Which made me think… if values are an important career topic for high schoolers, then they are an even more important topic for undergraduates & young professionals. So let’s take a moment and talk values:
1. What are values?
Just like other buzz words, there are thousands of definitions of the word value. However, I heard a definition a few years ago that truly resonated with me – personal values are like an internal compass, consistently pointing you towards a true north in your life. In other words, your personal values are principles that assist you in making life decisions.
2. What are MY Values?
The most important step is to THINK about your values and commit to living them out every single day. A list of common values is listed at the top of this post. The best way I’ve found to START the process of identifying your values is to look at a common list and circle approximately 10 that resonate with you. Then think about what is truly important to you and what makes you happiest and try to shorten your list to 5 values. Then discuss the topic with family and friends and try to come up with 2 or 3 that are the MOST IMPORTANT VALUES. In other words, the principles that are most important to your life.
3. Values and Internships/First Jobs – A time to test congruency
Your internship or first professional position are the perfect time to a more in depth understanding of your personal values and to ensure that your actions are congruent to your values. This time will also be an opportunity for you to see how your personal values connect to the organization your serve. Look for positions that will allow you to integrate your personal values on a daily basis.

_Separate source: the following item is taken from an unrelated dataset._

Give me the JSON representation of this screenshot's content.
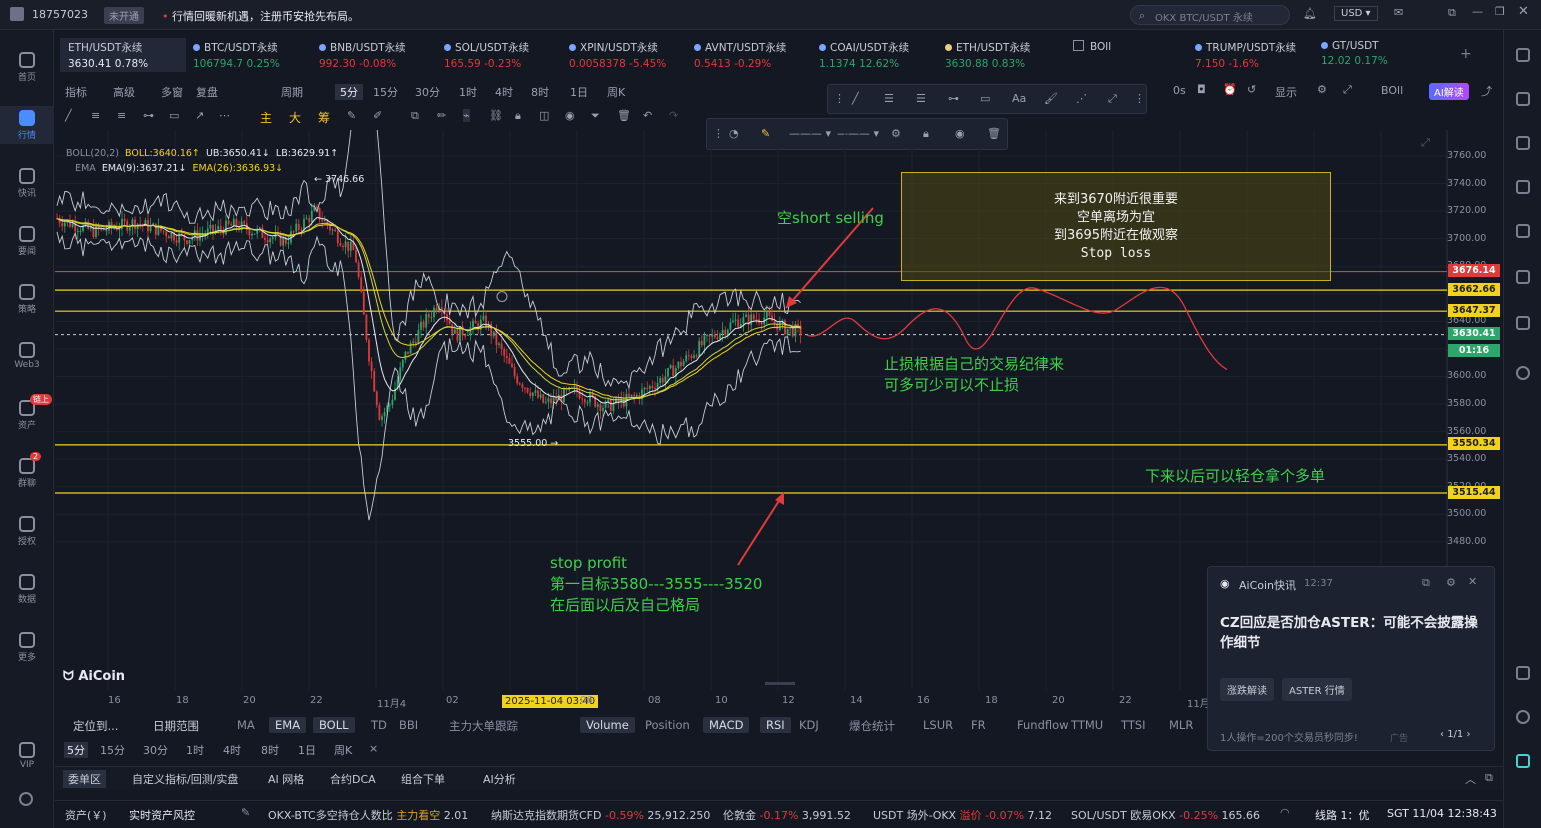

And…. if it doesn’t work out, use it as a lesson to search for your next position or job opportunity.
4. Values & the rest of my Career
Alright, so this values stuff is starting to make sense. You’ve gained an appreciation for the principles that are most important in your life and this gives you a firm foundation for planning future career goals. Say that you’ve identified relationships, education and success as three key values in your life (yes, I’m being transparent here…these are my top 3 values). Then start looking for a job where you can live out these values on a daily basis. And remember that values are a lifelong process…but making a commitment to identifying and living out your values will help you find a job that not only makes you money, but also leaves you with true satisfaction.